Critics have focused on the issues of confidentiality. A provocative proposal for a unique patient identifier number-the equivalent of a Social Security number-has generated additional protest. Nevertheless, the data standard regulations are already authorised and have been issued as Notices of Proposed Rulemaking by the Department of Health and Human Services.
Health-care organisations will have to develop policies and procedures to implement these data standards. This is more than a technical issue, more than needing the right software or hardware. It is instead a process.
CIOs will need input from a multidisciplinary group that understands the organisation's risks and security needs. Together, they must outline basic protocols for screening processes, awareness programs, access control systems, and health information management and disaster recovery policies. In addition, they have to create ways to avoid sabotage, theft and unauthorised linkages.
Planning efforts also require an understanding of the varying attitudes about privacy. Some religious groups, for example, do not want any clinical information made available, and their rights should be respected. In a study conducted at the University of Missouri School of Medicine, patients indicated a great deal of interest in privacy issues and information protection.
As the CIO, you are at particular risk. If employees complain about a breach of confidentiality, the CIO will receive a large share of the blame. If the organisation loses money from fraud or civil liability, the finger will be pointed at the CIO for not enforcing the rules. If a hacker gains access, it is the CIO's reputation that will falter.
You should take the lead in setting standards for your organisation. As an information protector, you should:
-- Establish a task force that sets the EMR policy and monitors its impact.
-- Develop a risk analysis that determines the adequacy of firewalls, security administration, auditing tools and monitoring tools.
-- Assess the organisation's awareness of security issues at all levels and the effectiveness of abuse monitoring and reporting systems.
-- Prioritise what needs to be protected. Do not look at all information monolithically.
-- Identify the most sensitive data in terms of its value to the organisation and employee privacy, and consider segmenting the information and applying security measures appropriately.

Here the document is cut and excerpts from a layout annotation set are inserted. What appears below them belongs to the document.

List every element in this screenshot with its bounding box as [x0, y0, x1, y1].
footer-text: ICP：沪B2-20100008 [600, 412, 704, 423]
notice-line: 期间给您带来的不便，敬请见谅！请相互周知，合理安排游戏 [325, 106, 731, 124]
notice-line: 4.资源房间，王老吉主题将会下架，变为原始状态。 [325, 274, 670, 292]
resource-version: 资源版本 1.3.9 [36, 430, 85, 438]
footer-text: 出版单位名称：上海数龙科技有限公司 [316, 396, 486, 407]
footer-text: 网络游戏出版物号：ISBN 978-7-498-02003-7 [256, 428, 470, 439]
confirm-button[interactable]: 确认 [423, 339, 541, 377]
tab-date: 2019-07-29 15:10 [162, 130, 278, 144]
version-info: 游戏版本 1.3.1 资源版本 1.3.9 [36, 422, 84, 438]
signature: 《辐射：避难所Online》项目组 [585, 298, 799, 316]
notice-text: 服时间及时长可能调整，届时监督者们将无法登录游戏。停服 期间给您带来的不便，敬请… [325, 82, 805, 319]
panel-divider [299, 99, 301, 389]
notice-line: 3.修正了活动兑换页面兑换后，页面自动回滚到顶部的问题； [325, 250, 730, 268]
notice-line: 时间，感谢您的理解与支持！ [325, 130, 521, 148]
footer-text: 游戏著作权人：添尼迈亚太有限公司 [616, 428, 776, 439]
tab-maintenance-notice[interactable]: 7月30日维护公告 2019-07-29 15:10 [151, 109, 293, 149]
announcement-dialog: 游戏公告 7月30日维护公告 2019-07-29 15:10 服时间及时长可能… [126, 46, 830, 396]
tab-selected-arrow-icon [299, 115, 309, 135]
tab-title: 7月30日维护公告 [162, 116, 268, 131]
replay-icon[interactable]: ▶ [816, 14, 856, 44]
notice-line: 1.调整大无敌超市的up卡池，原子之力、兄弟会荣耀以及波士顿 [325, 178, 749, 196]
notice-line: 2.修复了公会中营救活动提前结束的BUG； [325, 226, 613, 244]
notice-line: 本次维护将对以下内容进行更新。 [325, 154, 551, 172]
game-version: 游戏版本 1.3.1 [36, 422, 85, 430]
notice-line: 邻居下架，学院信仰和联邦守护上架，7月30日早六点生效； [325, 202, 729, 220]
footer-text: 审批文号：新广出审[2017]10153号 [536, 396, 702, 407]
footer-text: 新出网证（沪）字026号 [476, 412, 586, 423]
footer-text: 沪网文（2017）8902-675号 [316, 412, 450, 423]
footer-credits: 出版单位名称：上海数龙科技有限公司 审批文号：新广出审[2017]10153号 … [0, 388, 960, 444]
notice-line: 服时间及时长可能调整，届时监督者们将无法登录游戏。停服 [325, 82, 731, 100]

-- Ensure that you have an infrastructure in place to protect security, technical skills, organisational environment and structure, and appropriate lines of authority.

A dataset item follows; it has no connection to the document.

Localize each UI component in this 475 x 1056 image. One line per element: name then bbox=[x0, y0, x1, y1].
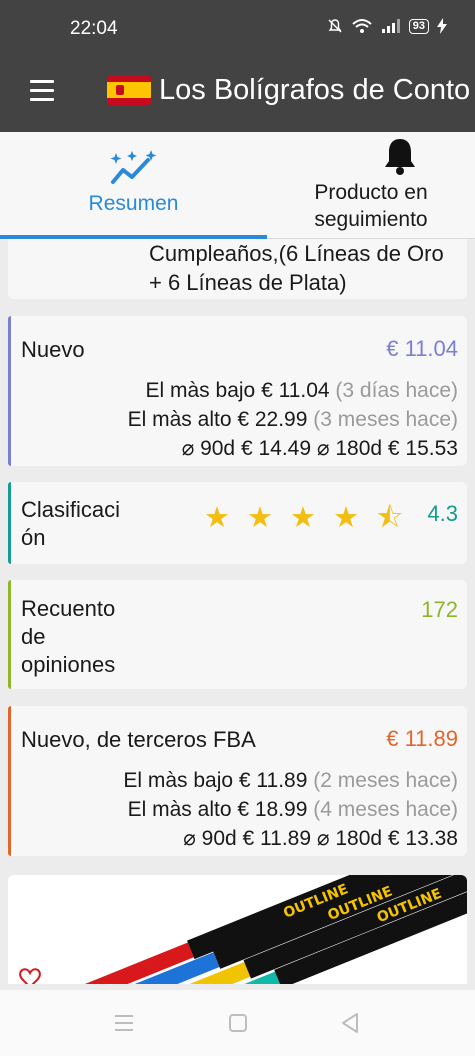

-- Communicate your plan throughout the organisation to avoid misunderstandings.
-- Make employees comfortable with the importance of efficient transfer and appropriate disclosure of health-care data and the potential for abuse.
-- Articulate your perspective on privacy and confidentiality issues in relation to the significant benefits of electronic medical records.

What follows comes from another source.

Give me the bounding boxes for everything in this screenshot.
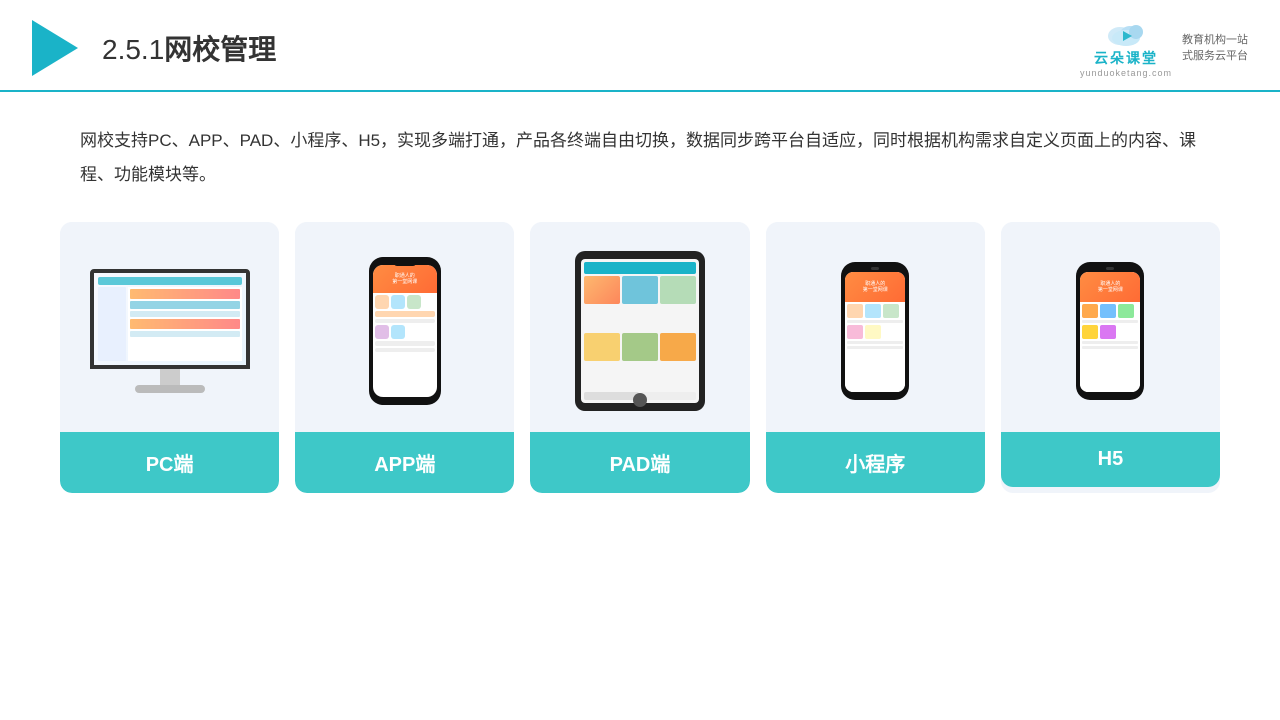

With input from your key sources, you should be preparing your company to meet the mandated new standards for accountability, responsibility and integrity of information. You should find models for establishing security policies that successfully integrate the seemingly contradictory goals for data integrity, data access and confidentiality.
The CIO must be a key player in the development of policies and procedures that address these issues. While EMRs may never be perfectly protected, like all security systems, they must balance privacy with access and be in sync with an organisation's culture.
No one can guarantee absolute privacy of online medical records, but everyone can surround them with security measures that ensure appropriate use. For the CIO, it is a necessity, not an option.